Order seiro soba (the cold, boxed default) to taste the style as intended. Dip only the lower third of the noodles into the strong tsuyu; eat briskly while the soba is firm. When the soba is gone, ask for sobayu and pour it into the remaining tsuyu to drink. Warm soba dishes (kake, tempura) exist, but the cold seiro is the dish that defines the house.
What to Order
Seiro soba is the canonical order — plain cold soba that shows the Yabu noodle and the near-black tsuyu with nothing in the way. For a little more, the ten-seiro (with tempura on the side, kept separate so the soba stays cold and clean) is the classic upgrade. The faint green of the noodles is intentional — Yabu blends in a touch of the buckwheat plant for color and aroma.

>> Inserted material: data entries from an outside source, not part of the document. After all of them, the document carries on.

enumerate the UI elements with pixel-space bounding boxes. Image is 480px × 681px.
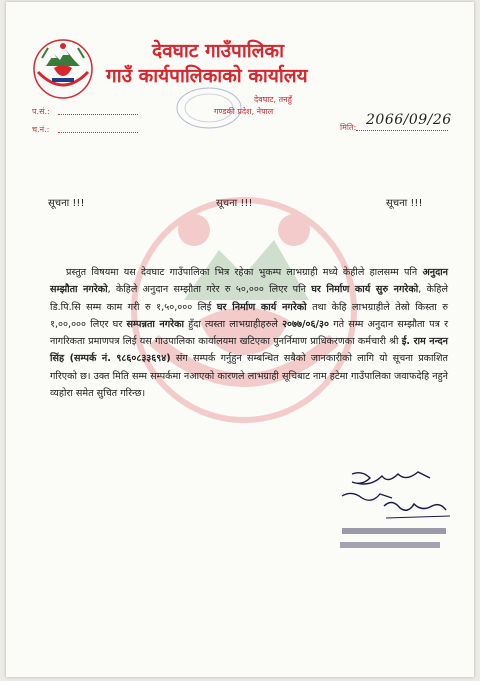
dispatch-line [58, 132, 138, 133]
body-bold-5: २०७७/०६/३० [282, 318, 329, 330]
body-bold-6: ई. राम नन्दन सिंह (सम्पर्क नं. ९८६०८३३६९४) [50, 336, 448, 365]
body-text-4: तथा केहि लाभग्राहीले तेस्रो किस्ता रु १,००,००० लिएर घर [50, 301, 448, 330]
office-address: देवघाट, तनहुँ [254, 95, 292, 104]
emblem-logo [32, 38, 94, 100]
notice-body [50, 264, 448, 402]
signature-block [322, 468, 452, 558]
body-text-6: गते सम्म अनुदान सम्झौता पत्र र नागरिकता प्रमाणपत्र लिई यस गाउपालिका कार्यालयमा खटिएका पुनर्निमाण प्राधिकरणका कर्मचारी श्री [50, 318, 449, 348]
letter-page [6, 2, 474, 677]
dispatch-label: च.नं.: [32, 125, 50, 134]
body-text-3: , केहिले डि.पि.सि सम्म काम गरी रु १,५०,००० लिई [50, 284, 448, 313]
body-text-7: संग सम्पर्क गर्नुहुन सम्बन्धित सबैको जानकारीको लागि यो सूचना प्रकाशित गरिएको छ। उक्त मिति सम्म सम्पर्कमा नआएको कारणले लाभग्राही सूचिबाट नाम हटेमा गाउँपालिका जवाफदेहि नहुने व्यहोरा समेत सुचित गरिन्छ। [50, 353, 448, 400]
header-stamp [174, 84, 244, 132]
office-province: गण्डकी प्रदेश, नेपाल [214, 107, 274, 116]
date-value: 2066/09/26 [366, 112, 452, 128]
body-text-2: , केहिले अनुदान सम्झौता गरेर रु ५०,००० लिएर पनि [107, 284, 312, 296]
notice-heading-right: सूचना !!! [386, 198, 423, 209]
body-bold-1: अनुदान सम्झौता नगरेको [50, 267, 448, 296]
office-name: देवघाट गाउँपालिका [152, 40, 285, 62]
notice-heading-left: सूचना !!! [48, 198, 85, 209]
date-line [356, 130, 448, 131]
body-intro: प्रस्तुत विषयमा यस देवघाट गाउँपालिका भित्र रहेका भुकम्प लाभग्राही मध्ये केहीले हालसम्म पनि [66, 267, 423, 278]
office-title: गाउँ कार्यपालिकाको कार्यालय [106, 65, 308, 87]
body-bold-3: घर निर्माण कार्य नगरेको [216, 301, 307, 313]
notice-heading-center: सूचना !!! [216, 198, 253, 209]
ref-line [58, 114, 138, 115]
ref-label: प.सं.: [32, 107, 50, 116]
date-label: मिति: [340, 123, 357, 132]
notice-paragraph [50, 264, 448, 402]
body-text-5: हुँदा त्यस्ता लाभग्राहीहरुले [183, 318, 283, 330]
body-bold-4: सम्पन्नता नगरेका [126, 318, 184, 330]
body-bold-2: घर निर्माण कार्य सुरु नगरेको [311, 284, 419, 296]
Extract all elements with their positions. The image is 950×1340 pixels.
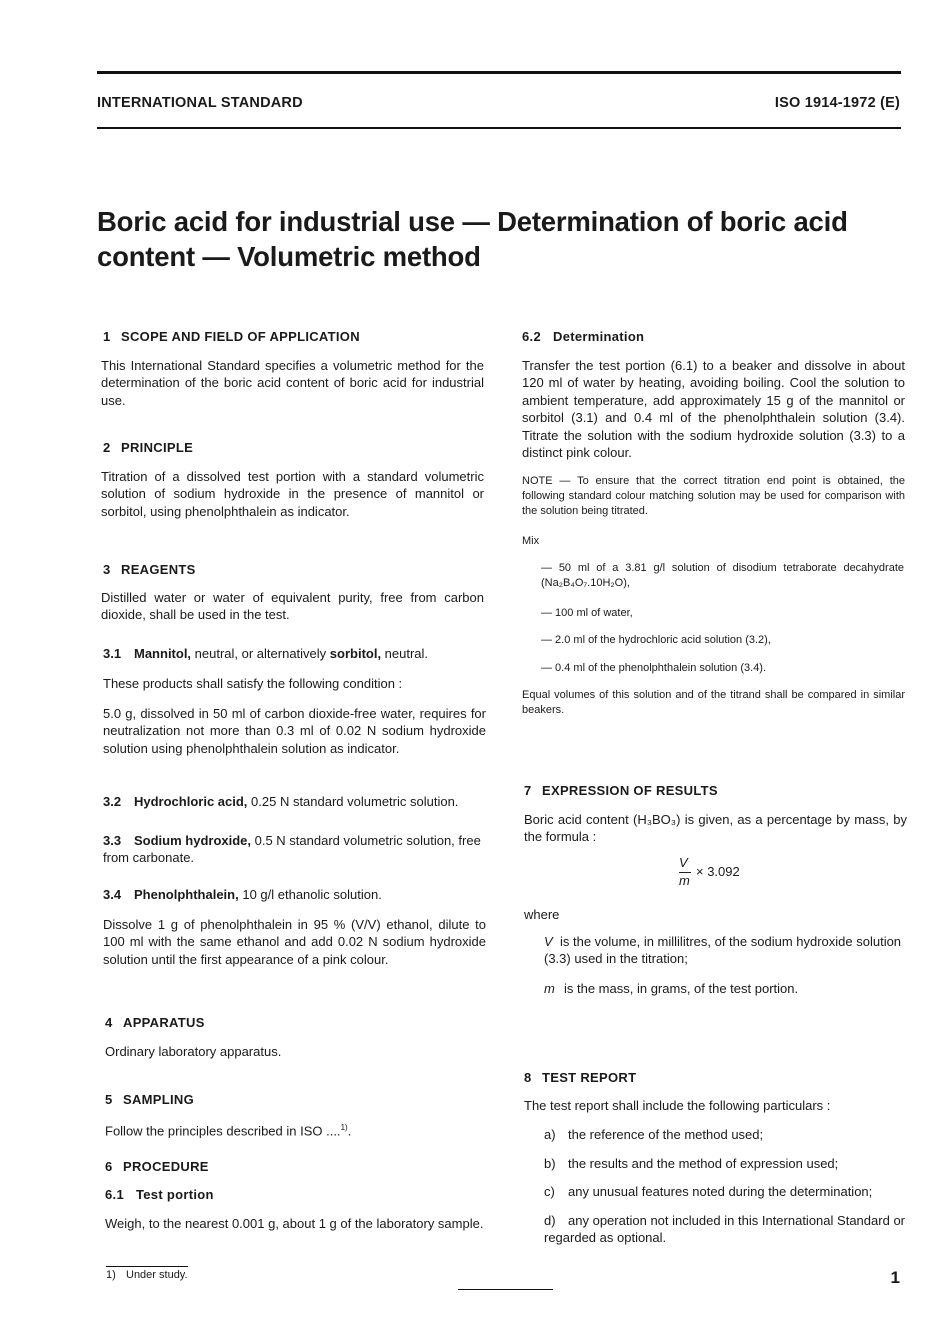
- report-item-d: d) any operation not included in this International Standard or regarded as optional.: [544, 1213, 905, 1246]
- section-2-body: Titration of a dissolved test portion with a standard volumetric solution of sodium hydroxide in the presence of mannitol or sorbitol, using phenolphthalein as indicator.: [101, 469, 484, 519]
- section-7-body: Boric acid content (H₃BO₃) is given, as a percentage by mass, by the formula :: [524, 812, 907, 845]
- running-head-right: ISO 1914-1972 (E): [774, 95, 900, 111]
- report-item-a: a) the reference of the method used;: [544, 1127, 764, 1142]
- mix-item-2: — 100 ml of water,: [541, 607, 633, 619]
- section-6-1-body: Weigh, to the nearest 0.001 g, about 1 g of the laboratory sample.: [105, 1216, 484, 1231]
- mix-item-4: — 0.4 ml of the phenolphthalein solution (3.4).: [541, 662, 767, 674]
- footnote: 1) Under study.: [106, 1269, 188, 1281]
- section-1-body: This International Standard specifies a volumetric method for the determination of the boric acid content of boric acid for industrial use.: [101, 358, 484, 408]
- section-6-1-heading: 6.1 Test portion: [105, 1187, 214, 1202]
- mix-item-1: — 50 ml of a 3.81 g/l solution of disodium tetraborate decahydrate (Na₂B₄O₇.10H₂O),: [541, 562, 904, 589]
- page-number: 1: [890, 1268, 900, 1287]
- reagent-3-1-condition: These products shall satisfy the following condition :: [103, 676, 403, 691]
- title-line-2: content — Volumetric method: [97, 241, 481, 272]
- footnote-rule: [106, 1266, 188, 1267]
- mix-label: Mix: [522, 535, 540, 547]
- section-6-heading: 6 PROCEDURE: [105, 1159, 209, 1174]
- formula-denominator: m: [679, 873, 690, 888]
- where-label: where: [524, 907, 560, 922]
- section-3-heading: 3 REAGENTS: [103, 562, 196, 577]
- section-7-heading: 7 EXPRESSION OF RESULTS: [524, 783, 718, 798]
- var-v: V is the volume, in millilitres, of the sodium hydroxide solution (3.3) used in the titration;: [544, 934, 902, 967]
- running-head-left: INTERNATIONAL STANDARD: [97, 95, 303, 111]
- section-4-body: Ordinary laboratory apparatus.: [105, 1044, 282, 1059]
- reagent-3-4: 3.4 Phenolphthalein, 10 g/l ethanolic solution.: [103, 887, 382, 902]
- report-item-c: c) any unusual features noted during the determination;: [544, 1184, 873, 1199]
- reagent-3-3: 3.3 Sodium hydroxide, 0.5 N standard volumetric solution, free from carbonate.: [103, 833, 481, 866]
- note-text: NOTE — To ensure that the correct titration end point is obtained, the following standard colour matching solution may be used for comparison with the solution being titrated.: [522, 475, 905, 517]
- formula-factor: × 3.092: [696, 864, 740, 879]
- section-1-heading: 1 SCOPE AND FIELD OF APPLICATION: [103, 329, 360, 344]
- equal-volumes-text: Equal volumes of this solution and of the titrand shall be compared in similar beakers.: [522, 689, 905, 716]
- var-m: m is the mass, in grams, of the test portion.: [544, 981, 799, 996]
- mix-item-3: — 2.0 ml of the hydrochloric acid solution (3.2),: [541, 634, 771, 646]
- report-item-b: b) the results and the method of expression used;: [544, 1156, 839, 1171]
- reagent-3-1-detail: 5.0 g, dissolved in 50 ml of carbon dioxide-free water, requires for neutralization not more than 0.3 ml of 0.02 N sodium hydroxide solution using phenolphthalein solution as indicator.: [103, 706, 486, 756]
- reagent-3-2: 3.2 Hydrochloric acid, 0.25 N standard volumetric solution.: [103, 794, 459, 809]
- formula-numerator: V: [679, 855, 688, 870]
- section-5-heading: 5 SAMPLING: [105, 1092, 195, 1107]
- page-bottom-rule: [458, 1289, 553, 1290]
- section-6-2-body: Transfer the test portion (6.1) to a beaker and dissolve in about 120 ml of water by heating, avoiding boiling. Cool the solution to ambient temperature, add approximately 15 g of the mannitol or sorbitol (3.1) and 0.4 ml of the phenolphthalein solution (3.4). Titrate the solution with the sodium hydroxide solution (3.3) to a distinct pink colour.: [522, 358, 905, 461]
- section-5-body: Follow the principles described in ISO ....$^{1)}$.: [105, 1123, 352, 1139]
- footnote-ref: 1): [340, 1123, 348, 1132]
- reagent-3-1: 3.1 Mannitol, neutral, or alternatively sorbitol, neutral.: [103, 646, 429, 661]
- document-title: [97, 204, 897, 274]
- header-bottom-rule: [97, 127, 901, 129]
- reagent-3-4-detail: Dissolve 1 g of phenolphthalein in 95 % (V/V) ethanol, dilute to 100 ml with the same ethanol and add 0.02 N sodium hydroxide solution until the first appearance of a pink colour.: [103, 917, 486, 967]
- section-3-body: Distilled water or water of equivalent purity, free from carbon dioxide, shall be used in the test.: [101, 590, 484, 623]
- top-rule: [97, 71, 901, 74]
- section-2-heading: 2 PRINCIPLE: [103, 440, 194, 455]
- section-8-body: The test report shall include the following particulars :: [524, 1098, 831, 1113]
- section-4-heading: 4 APPARATUS: [105, 1015, 205, 1030]
- section-8-heading: 8 TEST REPORT: [524, 1070, 637, 1085]
- title-line-1: Boric acid for industrial use — Determination of boric acid: [97, 206, 848, 237]
- section-6-2-heading: 6.2 Determination: [522, 329, 645, 344]
- formula: [679, 855, 799, 895]
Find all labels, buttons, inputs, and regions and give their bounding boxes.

Don't skip the sobayu finish; the meal is built to end with it. A small flask of soba-shochu or a cold beer is the traditional accompaniment if you're making it a sit-down rather than a quick lunch. Avoid over-dipping — the tsuyu is strong by design, and drowning the noodles is exactly the rookie move the Edo style is built against.
Plan your visit
| Area | Kanda |
|---|---|
| Category | Traditional Specialties |
| Price range | ¥900-2500 |
| Hours | 11:30-20:00 (LO 20:00) |
| Closed | 水曜 |
| Access | JR神田駅から徒歩7分・東京メトロ淡路町/小川町駅から徒歩3分・神田淡路町2-10 |
| Reservations | Walk-in only — expect a short queue at peak |
| English menu | ✓ Available Yes — English menu available |
| English support | Limited English; ordering is straightforward |
| Last verified | 2026-06-13 |
Nearby Experiences
You're at the soba heart of old Kanda. Kanda Matsuya, the 1884 hand-cut soba house, is a five-minute walk toward Sudacho — doing both in one trip is the definitive Edo-soba comparison. Rokumon Soba, a Showa standing-soba counter where a bowl costs a few hundred yen, is around the corner and makes the cheap-versus-heritage contrast vivid.
Walk ten minutes east and the neon of Akihabara begins; the Milk Stand on the Sobu Line platform is a two-minute Showa coda to an Edo lunch. mAAch ecute Kanda Manseibashi, in the 1912 red-brick railway viaduct, is between the two — the area rewards treating soba, the arches, and the platform as one short historical walk.